According to Harris, Reggi had developed a dislike for travel, despite having raced in Illinois, Arkansas and Ohio. He panicked when he got on the trailer, and he cut his face.

“He had severe injuries to his eyelids which needed to be stitched up, and lots of hair needed to grow back,” Harris said. “The vet said we were very lucky because any closer to the eyes and he would have lost both eyes. His eyes were swollen shut for a few days after the stitches, but Reggi has since then made a full recovery.”

And he has since been transformed.

“For about two months, my time with Reggi consisted of healing his wounds, picking up his feet and teaching him he didn’t have to kick me because I wasn’t going to hurt him,” Harris said. “He was very antsy, so I spent hours upon hours with him in the cross ties showing him that it meant he needed to stand still. If I walk with his lead rope, then he can walk; otherwise, he needed to stand still. I went right down to the basics. Things that every racehorse knows Reggi didn’t seem to remember. He wouldn’t let me bathe him without kicking or running in a circle.

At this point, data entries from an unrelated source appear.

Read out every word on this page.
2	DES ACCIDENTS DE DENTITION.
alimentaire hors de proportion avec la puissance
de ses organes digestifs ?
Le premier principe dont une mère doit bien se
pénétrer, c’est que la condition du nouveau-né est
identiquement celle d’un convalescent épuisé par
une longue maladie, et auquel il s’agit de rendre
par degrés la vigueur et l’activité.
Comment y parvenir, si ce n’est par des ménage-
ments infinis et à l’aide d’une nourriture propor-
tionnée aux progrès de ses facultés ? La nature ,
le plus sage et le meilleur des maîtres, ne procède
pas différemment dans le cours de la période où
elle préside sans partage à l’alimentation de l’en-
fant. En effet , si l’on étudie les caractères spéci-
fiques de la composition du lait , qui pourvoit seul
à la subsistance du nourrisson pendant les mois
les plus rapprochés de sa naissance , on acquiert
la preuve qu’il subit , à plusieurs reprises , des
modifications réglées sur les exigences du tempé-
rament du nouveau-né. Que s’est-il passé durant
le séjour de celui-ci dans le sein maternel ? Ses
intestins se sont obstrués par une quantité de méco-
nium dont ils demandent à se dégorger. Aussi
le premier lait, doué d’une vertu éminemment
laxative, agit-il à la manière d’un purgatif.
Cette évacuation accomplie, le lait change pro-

“About two weeks into his training he quickly started to realize that manners go a long way, and that I would be firm enough to not let him get away with anything but never would I strike out or abuse him. We needed to form a mutual respect and bond. Slowly, he started letting me lift his back feet with no problem. Now, he falls asleep in the cross tie. His scratches are all healed, and he is shiny and smooth. After I had his ground work where I wanted it, and he was an appropriate weight to be ridden, I then moved into the saddle. Luckily, because of how much time we spent on manners and ground work, Reggi is a superstar in the saddle.”

   Because of how quickly he has progressed, Reggi has made Harris eager for the coming year.

“I’ve never actually ridden full gallop but it’s in my plans for Reggi and I to let loose on a long strip one day soon,” Harris said. “I would love to show him for 2017, because in 2016 he just wasn’t ready. He has the most amazing movement. You’ll definitely be seeing him in some dressage rings and the jumpers. He’s very versatile and the smartest horse I’ve ever met. He will probably go anywhere I ask him to go.”

His current physical and mental states are the most rewarding parts of their relationship, according to Harris.

“Reggi pretends to like carrots but I don’t think he really does,” she said. “He wants to chew them but usually just spits it all chewed up back into my hand – and then asks for another one. He loves his apples, of course, but I’d say his favorite are peppermints. He loves to sleep on me and be hugged. I’ve always tried to hug my other horses and they would be confused as to what I was doing and step back. Reggi will shove his nose right into the crevice of my neck as if to say, `Hug me harder!’ and he demands that  I kiss his nose. He loves to go for trail rides. He gets excited, but in the best possible way. I’d say his favorite thing is laying in anything that will make him dirty. I think he actually wants to be a bay.

“Getting him was the best decision I ever made. You wouldn’t even be able to tell he’s the same horse. Now, I do in fact have the horse everyone is jealous of.”